Calculate-the-lim-x-1-x-x-x-x-x-x-

Question Number 141077 by Opredador last updated on 15/May/21

C a l c u l a t e t h e \underset{x \to 1}{l i m} (\frac{\sqrt{x^{x}} - \sqrt{x}}{x^{x} - x}) .
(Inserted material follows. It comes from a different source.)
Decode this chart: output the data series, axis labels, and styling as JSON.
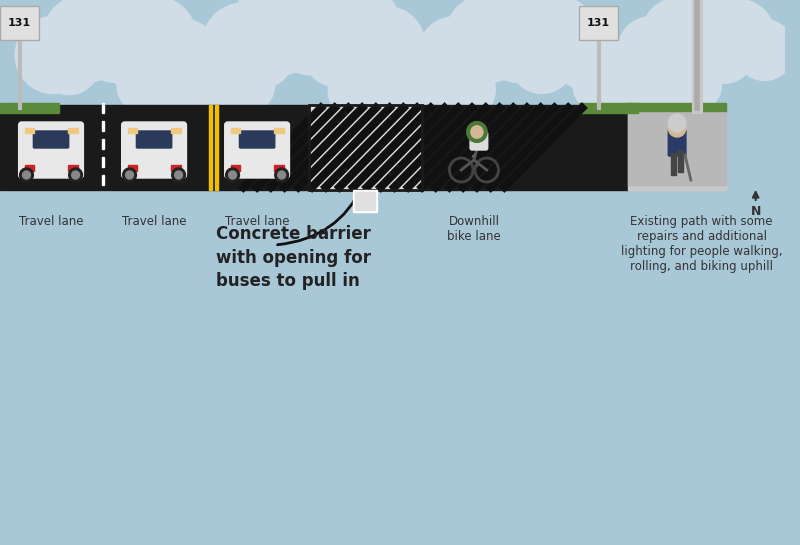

Answered by EDWIN88 last updated on 15/May/21

\lim_{x \to 1} \frac{\sqrt{x^{x}} - \sqrt{x}}{x^{x} - x} = \lim_{x \to 1} \frac{\sqrt{x^{x}} - \sqrt{x}}{(\sqrt{x^{x}} + \sqrt{x}) (\sqrt{x^{x}} - \sqrt{x})}

= \lim_{x \to 1} \frac{1}{\sqrt{x^{x}} + \sqrt{x}} = \frac{1}{2}

Commented by EDWIN88 last updated on 15/May/21

Danke nochmal

Commented by Opredador last updated on 15/May/21

Gracias

Answered by mathmax by abdo last updated on 16/May/21

f (x) = \frac{x^{\frac{x}{2}} - x^{\frac{1}{2}}}{x^{x} - x} changement x - 1 = t give

f (x) = f (1 + t) = \frac{{(1 + t)}^{\frac{1 + t}{2}} - {(1 + t)}^{\frac{1}{2}}}{{(1 + t)}^{1 + t} - (1 + t)} (t \to 0) we have

{(1 + t)}^{\frac{1 + t}{2}} \sim 1 + \frac{(1 + t)}{2} t and {(1 + t)}^{\frac{1}{2}} \sim 1 + \frac{t}{2} \Rightarrow

D \sim 1 + \frac{t}{2} + \frac{t^{2}}{2} - 1 - \frac{t}{2} = \frac{t^{2}}{2}

{(1 + t)}^{1 + t} \sim 1 + (1 + t) t \Rightarrow N \sim 1 + (1 + t) t - 1 - t = t^{2} \Rightarrow

f (1 + t) \sim \frac{t^{2}}{{2 t}^{2}} \to \frac{1}{2} \Rightarrow \lim_{x \to 1} f (x) = \frac{1}{2}